Only then does Vamp select and apply a release policy. This means that an incompatible version will be rejected in less than a minute.

Vamp provides two Kubernetes CRDs for managing dependencies so that you can maintain a strong separation of concerns and you are not forced to create separate git repositories to store the dependency information and test results.

The ApplicationDependencies for an application are intended to provide the developer’s view of the dependencies. It tells Vamp which versions should be compatible based on their major and minor version numbers.

For example, versions of the cart-service starting with 2.7.0 and less than 2.8.0 should work with any version of the product-service starting with 3.0.0 and less than 4.0.0 .

Typically, the team responsible for the product-service will maintain a file in the service’s git repository that contains the snippet of config for that service, for example:

name: product-service
versions: 
- version: "3.x"
  dependencies:
  - name: ratings-service
    version: "0.x"

And the team responsible for the cart-service will maintain a similar file in their git repository, for example:

name: cart-service
versions:
- version: "2.7.x"
  dependencies:
   - name: product-service
     version: "3.x"
   - name: customer-service
     version: "9.3.x"

The content of the CRD can then be assembled from these snippets in your CD pipeline.

Software development is more a craft than a precise science, so not every version of the  product-service >=3.0.0 and <4.0.0 will work. This is why Vamp supports a second source of dependency information, the AllowedVersions CRD. This tells Vamp which recent versions are actually safe to use.

Typically, the AllowedVersions is updated each time a new version passes your automated testing. If you use Vamp to release to your pre-production and production, then if a release fails in your test or acceptance environment Vamp will automatically block that version from being released in your production environment.

You can also use the AllowedVersions  CRD to block the release of compatible versions that need to be signed off by for legal or other reasons.
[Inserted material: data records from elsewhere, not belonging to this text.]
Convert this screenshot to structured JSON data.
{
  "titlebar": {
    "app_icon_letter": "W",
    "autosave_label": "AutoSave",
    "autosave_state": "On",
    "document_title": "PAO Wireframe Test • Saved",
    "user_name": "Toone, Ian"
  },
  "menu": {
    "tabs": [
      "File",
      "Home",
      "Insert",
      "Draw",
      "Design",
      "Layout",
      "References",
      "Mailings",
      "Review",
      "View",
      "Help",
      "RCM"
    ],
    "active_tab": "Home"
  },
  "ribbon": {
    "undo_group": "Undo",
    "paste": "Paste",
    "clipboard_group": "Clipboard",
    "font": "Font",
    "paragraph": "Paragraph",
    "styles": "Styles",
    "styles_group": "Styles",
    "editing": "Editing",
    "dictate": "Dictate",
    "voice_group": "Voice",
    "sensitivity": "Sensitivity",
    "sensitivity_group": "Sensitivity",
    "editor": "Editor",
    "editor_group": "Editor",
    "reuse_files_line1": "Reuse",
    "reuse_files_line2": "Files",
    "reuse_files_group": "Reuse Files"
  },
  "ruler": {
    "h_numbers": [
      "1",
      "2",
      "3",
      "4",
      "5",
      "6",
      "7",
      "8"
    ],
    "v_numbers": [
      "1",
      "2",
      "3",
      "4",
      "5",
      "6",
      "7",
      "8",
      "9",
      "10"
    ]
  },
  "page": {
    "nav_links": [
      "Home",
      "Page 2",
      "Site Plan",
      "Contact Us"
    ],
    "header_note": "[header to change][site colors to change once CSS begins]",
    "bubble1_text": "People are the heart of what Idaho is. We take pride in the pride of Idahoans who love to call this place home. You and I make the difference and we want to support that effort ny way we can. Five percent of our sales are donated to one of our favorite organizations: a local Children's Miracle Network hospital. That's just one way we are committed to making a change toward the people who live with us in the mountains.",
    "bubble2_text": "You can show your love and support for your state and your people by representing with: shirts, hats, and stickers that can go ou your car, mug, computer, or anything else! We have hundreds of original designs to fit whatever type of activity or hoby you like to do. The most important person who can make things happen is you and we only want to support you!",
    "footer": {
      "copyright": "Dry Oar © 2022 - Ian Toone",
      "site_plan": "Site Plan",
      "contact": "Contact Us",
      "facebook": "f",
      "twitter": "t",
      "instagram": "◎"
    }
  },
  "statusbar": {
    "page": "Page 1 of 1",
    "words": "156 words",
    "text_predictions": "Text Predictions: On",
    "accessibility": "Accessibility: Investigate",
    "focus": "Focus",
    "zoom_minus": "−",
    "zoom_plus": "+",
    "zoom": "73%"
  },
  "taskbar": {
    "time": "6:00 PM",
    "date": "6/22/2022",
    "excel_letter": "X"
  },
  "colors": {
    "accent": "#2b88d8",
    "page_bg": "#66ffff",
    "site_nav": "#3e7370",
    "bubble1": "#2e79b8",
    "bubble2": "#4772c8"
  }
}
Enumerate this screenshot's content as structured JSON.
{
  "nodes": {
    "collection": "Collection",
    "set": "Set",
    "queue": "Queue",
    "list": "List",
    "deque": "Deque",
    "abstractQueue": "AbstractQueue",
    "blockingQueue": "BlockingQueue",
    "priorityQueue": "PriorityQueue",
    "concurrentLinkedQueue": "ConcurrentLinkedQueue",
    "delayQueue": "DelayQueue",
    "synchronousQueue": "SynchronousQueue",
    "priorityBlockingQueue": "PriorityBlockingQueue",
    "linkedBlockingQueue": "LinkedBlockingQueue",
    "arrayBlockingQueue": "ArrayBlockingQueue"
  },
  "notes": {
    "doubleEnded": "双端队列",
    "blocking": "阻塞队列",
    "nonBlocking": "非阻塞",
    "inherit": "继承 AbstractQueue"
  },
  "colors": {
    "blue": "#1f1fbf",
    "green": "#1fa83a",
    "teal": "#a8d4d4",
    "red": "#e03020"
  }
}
The AllowedVersions for our example e-commerce application looks like this:

apiVersion: vamp.io/v1
kind: AcceptableVersions
metadata:
  name: eu-production
  namespace: eu-production
spec:
 services:
 - name: cart-service
   version: "> 2.7.22 <= 2.7.28"
 - name: product-service
   version: "<= 3.0.98"
 - name: ratings-service
   version: "<= 0.1.6"
 - name: customer-service
   version: "<= 9.3.9"
 - name: eu-payment-service
   version: "> 1.1.12 <= 1.2.23"

Using the information in this CRD, Vamp can narrow down  the range of versions that can be released  for the application:

Example E-commerce Application Showing Precise Service Dependencies

Using this information Vamp will now immediately reject any version of the product-service less than 3.0.0 or greater than 3.0.98 .

Take Aways

  1. Being able to releases microservices at different frequencies is one of the benefits of moving to microservice-based development. You shouldn’t artificially force your microservices to be released at the same time.
  2. Relying on “best effort” manual processes to prevent incompatible versions of your microservices reaching production and impacting your users’ experience is error prone and doesn’t scale.
  3. Verifying your application in production using Vamp safeguards your users’ experience without sacrificing the benefits of moving to a microservice-based architecture.